Kids are going back. Some as early as August. Lists are out. The paper notebooks and pens? Fine. The real problem is the silicon.
Teachers expect Chromebooks, iPads, proper laptops. Most districts provide basics. They do not provide the high-performance machines many families need or want at home.
So parents go shopping. And then they see the price tags.
It’s brutal this year.
AI ate all the RAM.
The chip shortage hit hard. Memory is everywhere, phones to gaming consoles. It’s missing. Prices are up.
Even the secondhand market feels it.
Nearly half of adults looked at used gear last year. Why? Cheap. New stuff costs too much.
But refurbished isn’t immune to the squeeze.
The Refurb Hike
Apple raised prices on their Certified Refurbished store in June. Up six percent. Fifteen.
A MacBook Pro that cost $1,69 dropped to $1,43 in early summer? Now it’s nearly $1,70. The math is worse for you.
Microsoft and Samsung aren’t getting off easy. Xbox prices go up August first. Surface laptops cost more now.
This lasts until 2028. Maybe longer.
So yes, buying old might still beat buying new. But the gap is shrinking.
Where to Look
You want deals. Go where the risk lives.
Facebook Marketplace. OfferUp. You get cash deals, sometimes free accessories. You get nothing else.
No warranty. No returns. No one checked if the battery is shot. You buy it, it’s dead on arrival, you keep the bricks.
Certified spots are safer.
Back Market. Amazon Renewed. Best Buy Outlet. Apple’s own store. Dell. HP. They check the boxes. They offer returns.
Compare the warranties.
If you pay, use a credit card. Not a debit. Credit cards often have purchase protection for three to six months. The phone gets stolen? Damaged? You’re covered. Keep the receipts. Track the package.
Turn Old Tech into Cash
Don’t throw that old iPhone away.
Trade it in. Apple gives you store credit. Amazon gives you credit for their marketplace.
Sell it directly for cash. Swappa. ItsWorthMore. ecoATM kiosks in malls.
Condition matters. A screen crack kills your profit. Newer models sell faster. Compare offers across platforms. That cash offsets the refurbished cost.
The “New” Trap
Here is the tricky part.
Sometimes new is the same price as refurbished.
School deals exist. Student discounts are real.
Before you buy the used ThinkPad, check the new one with the student promo code applied.
Check the specs too.
Intel-based Macs don’t get software updates anymore. Is your child’s project compatible with last year’s OS?

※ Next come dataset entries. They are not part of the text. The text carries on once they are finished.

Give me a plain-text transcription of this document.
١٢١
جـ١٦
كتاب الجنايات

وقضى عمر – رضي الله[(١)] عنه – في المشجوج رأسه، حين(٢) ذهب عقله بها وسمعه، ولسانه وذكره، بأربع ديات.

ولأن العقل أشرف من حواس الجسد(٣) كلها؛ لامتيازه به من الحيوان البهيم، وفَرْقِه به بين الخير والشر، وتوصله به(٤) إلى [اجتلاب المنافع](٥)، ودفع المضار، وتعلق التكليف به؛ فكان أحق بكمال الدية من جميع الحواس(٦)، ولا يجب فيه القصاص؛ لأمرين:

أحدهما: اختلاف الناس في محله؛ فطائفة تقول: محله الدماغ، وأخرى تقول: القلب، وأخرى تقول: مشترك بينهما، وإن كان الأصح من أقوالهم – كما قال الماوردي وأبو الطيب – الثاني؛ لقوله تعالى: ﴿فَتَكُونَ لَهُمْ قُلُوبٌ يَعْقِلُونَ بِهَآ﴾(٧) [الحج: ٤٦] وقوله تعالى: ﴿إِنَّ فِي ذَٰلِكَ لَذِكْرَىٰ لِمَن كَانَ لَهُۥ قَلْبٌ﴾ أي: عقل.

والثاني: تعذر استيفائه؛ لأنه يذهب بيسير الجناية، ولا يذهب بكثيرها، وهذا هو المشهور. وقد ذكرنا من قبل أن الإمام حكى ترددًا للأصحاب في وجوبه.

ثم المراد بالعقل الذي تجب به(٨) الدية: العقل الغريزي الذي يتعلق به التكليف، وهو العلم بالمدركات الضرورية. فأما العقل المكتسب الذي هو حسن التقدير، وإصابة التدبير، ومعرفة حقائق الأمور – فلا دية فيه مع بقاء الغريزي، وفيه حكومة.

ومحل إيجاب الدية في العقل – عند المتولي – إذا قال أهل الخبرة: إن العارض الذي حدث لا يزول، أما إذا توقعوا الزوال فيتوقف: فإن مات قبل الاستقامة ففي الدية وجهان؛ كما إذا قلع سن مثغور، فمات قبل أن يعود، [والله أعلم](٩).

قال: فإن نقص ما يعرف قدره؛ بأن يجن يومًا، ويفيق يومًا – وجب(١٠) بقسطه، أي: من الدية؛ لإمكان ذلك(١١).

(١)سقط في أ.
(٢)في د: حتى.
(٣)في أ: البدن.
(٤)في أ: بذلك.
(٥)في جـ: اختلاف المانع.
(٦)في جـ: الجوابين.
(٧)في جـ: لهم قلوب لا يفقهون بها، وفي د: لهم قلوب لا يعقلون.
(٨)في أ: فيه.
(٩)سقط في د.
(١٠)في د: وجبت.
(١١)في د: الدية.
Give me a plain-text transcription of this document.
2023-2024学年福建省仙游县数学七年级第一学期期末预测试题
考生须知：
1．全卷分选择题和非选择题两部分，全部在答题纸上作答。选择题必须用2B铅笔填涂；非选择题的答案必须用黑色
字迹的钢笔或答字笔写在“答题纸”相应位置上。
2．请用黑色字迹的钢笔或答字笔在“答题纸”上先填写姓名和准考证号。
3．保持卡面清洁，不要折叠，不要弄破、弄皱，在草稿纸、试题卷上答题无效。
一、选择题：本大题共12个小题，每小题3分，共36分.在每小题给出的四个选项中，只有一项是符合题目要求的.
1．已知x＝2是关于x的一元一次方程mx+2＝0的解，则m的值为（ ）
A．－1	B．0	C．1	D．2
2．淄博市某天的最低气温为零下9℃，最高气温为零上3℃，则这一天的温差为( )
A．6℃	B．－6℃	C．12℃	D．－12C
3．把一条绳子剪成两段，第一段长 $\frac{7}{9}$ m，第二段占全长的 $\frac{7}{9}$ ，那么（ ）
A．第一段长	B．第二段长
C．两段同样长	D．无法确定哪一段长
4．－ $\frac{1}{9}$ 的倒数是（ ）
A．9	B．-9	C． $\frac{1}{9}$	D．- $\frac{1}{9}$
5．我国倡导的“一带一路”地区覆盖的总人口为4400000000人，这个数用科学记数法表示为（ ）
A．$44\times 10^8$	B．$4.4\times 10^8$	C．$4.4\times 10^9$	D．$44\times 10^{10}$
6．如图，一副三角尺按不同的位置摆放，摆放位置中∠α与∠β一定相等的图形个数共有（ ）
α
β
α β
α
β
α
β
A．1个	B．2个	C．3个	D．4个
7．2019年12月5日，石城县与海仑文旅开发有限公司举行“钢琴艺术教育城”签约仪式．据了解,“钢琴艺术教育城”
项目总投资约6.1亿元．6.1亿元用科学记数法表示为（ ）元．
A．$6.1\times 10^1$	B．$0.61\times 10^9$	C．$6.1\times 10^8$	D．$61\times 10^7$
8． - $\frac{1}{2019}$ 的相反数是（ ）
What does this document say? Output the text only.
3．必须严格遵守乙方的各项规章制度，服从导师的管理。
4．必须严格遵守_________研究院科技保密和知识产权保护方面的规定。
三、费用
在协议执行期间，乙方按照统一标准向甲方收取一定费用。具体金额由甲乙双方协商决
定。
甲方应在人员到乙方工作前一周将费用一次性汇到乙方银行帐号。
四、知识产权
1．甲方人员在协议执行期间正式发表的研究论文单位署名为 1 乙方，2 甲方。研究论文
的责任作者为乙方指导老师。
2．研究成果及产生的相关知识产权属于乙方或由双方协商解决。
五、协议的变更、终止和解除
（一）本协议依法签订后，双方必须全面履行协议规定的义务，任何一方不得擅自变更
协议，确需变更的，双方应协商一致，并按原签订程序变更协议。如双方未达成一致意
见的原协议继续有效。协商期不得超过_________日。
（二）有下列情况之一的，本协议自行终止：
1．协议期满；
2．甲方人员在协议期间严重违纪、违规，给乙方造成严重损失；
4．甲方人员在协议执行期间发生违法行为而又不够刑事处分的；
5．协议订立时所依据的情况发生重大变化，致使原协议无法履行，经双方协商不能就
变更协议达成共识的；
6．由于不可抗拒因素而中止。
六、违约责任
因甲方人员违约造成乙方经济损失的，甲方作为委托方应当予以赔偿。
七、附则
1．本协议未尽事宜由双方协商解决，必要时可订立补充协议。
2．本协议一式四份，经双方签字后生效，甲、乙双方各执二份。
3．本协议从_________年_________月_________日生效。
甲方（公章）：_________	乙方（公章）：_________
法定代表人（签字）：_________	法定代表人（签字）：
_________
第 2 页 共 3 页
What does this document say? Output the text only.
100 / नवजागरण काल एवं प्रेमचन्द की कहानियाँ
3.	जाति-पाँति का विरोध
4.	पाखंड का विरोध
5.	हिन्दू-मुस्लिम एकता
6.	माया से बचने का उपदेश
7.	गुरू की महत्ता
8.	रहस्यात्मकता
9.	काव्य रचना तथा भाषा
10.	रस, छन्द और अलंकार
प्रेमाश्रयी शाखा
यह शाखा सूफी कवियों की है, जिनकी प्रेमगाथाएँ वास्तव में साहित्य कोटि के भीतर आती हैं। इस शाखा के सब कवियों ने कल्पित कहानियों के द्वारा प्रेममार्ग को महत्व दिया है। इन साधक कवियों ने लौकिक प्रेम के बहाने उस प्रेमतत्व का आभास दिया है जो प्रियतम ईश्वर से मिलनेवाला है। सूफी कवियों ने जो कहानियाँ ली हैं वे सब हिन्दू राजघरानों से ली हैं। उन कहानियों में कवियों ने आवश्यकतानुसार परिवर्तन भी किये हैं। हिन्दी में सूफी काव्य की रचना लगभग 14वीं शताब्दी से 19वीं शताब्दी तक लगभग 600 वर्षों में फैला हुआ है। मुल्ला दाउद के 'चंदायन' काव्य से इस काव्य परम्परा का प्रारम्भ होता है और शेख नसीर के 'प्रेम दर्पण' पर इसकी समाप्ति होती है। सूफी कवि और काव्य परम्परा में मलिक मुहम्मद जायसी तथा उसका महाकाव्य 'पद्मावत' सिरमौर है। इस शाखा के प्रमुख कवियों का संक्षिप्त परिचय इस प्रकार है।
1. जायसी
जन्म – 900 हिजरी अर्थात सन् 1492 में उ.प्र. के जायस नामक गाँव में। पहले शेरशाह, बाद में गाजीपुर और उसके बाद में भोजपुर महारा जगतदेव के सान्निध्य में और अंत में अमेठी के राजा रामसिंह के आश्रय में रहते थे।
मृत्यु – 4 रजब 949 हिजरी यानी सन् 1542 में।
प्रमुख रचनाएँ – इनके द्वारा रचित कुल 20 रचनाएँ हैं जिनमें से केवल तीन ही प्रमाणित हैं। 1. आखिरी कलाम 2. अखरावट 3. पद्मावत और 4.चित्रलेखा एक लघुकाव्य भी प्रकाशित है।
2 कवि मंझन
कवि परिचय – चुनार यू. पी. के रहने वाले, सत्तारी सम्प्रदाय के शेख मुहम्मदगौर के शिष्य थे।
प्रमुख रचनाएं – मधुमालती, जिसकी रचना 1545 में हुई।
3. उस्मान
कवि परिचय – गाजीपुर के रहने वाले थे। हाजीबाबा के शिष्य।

If not, you bought a paperweight.
Think about the battery health on the used item. Think about the software road.
New isn’t always wrong.
Check the student deals first.
Maybe you end up paying more anyway.
The shortage doesn’t care about your budget. It just exists.
Do you think you’ll wait out the prices?
Probably not. You need the laptop now.